Zu Schaden kam glücklicherweise niemand. Als Sofortmaßnahme sperrte die Stadt die Fläche unterhalb des Betriebswegs und ordnete Helmpflicht an. Die anstehende Sanierung ist nun die Folge des Zwischenfalls.

Im Umweltausschuss gab es jetzt ein einstimmiges Votum für die Ertüchtigung des in die Jahre gekommenen Betriebsweges. Knapp eine  Million Euro stellt die Stadt dafür bereit. Das Umlegen von Versorgungsleitungen kostet rund 345.000 Euro, die Sanierung selbst 405 000 Euro. Dazu kommen Ingenieurleistungen über 158.000 Euro. Abriss der Brücke und Neubau der Stahlkonstruktion würden etwa 100.000 Euro teurer als die Sanierungskosten.

Aufwendige Vorarbeiten

Gutachter hatten nach dem Zwischenfall die Anlage eingehend überprüft. Ergebnis: Es gibt gravierende Schäden. Zur „Wiederherstellung der Betriebssicherheit“ ist eine Sanierung zwingend erforderlich.

Die Vorbereitung ist aufwendig: Leitungen für Druckluft, Brauchwasser, Gas, Strom, Steuerung und Blitzschutz müssen demontiert, provisorisch umgelegt und nach der Sanierung neu an den Faultürmen angebracht werden. Zudem muss das Gerüst bis in 17 Meter Höhe hochgezogen werden. Ausgetauscht werden müssen auch Spezialkunststoffplatten, die sogenannte Schlammtaschen unter der Betriebsbrücke abdecken.

Erschwert werden die Arbeiten auch durch die Gärprozesse im Innern der beiden „Eier“. Wegen Faulgasbildung wird in einer Explosions-Schutzzone gearbeitet.
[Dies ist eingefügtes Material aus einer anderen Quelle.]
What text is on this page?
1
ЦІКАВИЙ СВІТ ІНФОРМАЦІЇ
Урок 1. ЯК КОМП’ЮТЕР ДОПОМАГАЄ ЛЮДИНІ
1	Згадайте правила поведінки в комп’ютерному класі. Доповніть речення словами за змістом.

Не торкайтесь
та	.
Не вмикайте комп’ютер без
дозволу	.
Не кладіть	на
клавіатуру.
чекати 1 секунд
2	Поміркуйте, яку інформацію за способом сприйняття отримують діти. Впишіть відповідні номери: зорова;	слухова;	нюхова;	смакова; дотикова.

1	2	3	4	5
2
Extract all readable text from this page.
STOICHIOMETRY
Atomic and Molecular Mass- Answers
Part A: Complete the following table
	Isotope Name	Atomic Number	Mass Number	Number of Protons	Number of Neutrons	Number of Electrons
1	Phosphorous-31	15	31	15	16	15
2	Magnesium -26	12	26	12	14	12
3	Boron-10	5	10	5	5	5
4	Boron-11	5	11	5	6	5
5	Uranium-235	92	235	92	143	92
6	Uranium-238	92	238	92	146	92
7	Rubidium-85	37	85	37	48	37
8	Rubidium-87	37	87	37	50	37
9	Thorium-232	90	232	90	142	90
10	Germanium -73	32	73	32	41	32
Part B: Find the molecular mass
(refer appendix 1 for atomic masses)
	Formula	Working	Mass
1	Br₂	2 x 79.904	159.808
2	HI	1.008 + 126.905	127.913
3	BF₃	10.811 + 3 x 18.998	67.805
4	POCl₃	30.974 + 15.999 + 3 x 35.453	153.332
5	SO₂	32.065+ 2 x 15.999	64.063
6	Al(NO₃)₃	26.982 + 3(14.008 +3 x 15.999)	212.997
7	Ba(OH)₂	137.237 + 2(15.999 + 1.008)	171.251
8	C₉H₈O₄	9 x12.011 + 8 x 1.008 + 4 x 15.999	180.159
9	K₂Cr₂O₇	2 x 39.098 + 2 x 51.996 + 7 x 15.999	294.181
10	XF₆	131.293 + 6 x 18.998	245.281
Weil aber Funkenflug bei der Sanierung nicht ausgeschlossen werden kann, müssen in der Ausschreibung entsprechende Schutzmaßnahmen ergriffen werden.

Faulender Klärschlamm

Die Faultürme stammen aus dem Jahr 1974, in ihnen fault der Klärschlamm etwa 30 Tage. Anschließend landet er auf Äckern, oder er wird als Dünger verkauft. Mit den anstehenden Arbeiten soll eine wartungsfreie Nutzungsdauer von weiteren 25 Jahren erreicht werden. Wie die Stadt betont, könne das Bauwerk bei regelmäßiger Wartung eine Gesamtlebensdauer von 100 Jahren erreichen, also noch bis 2070 seinen Dienst versehen.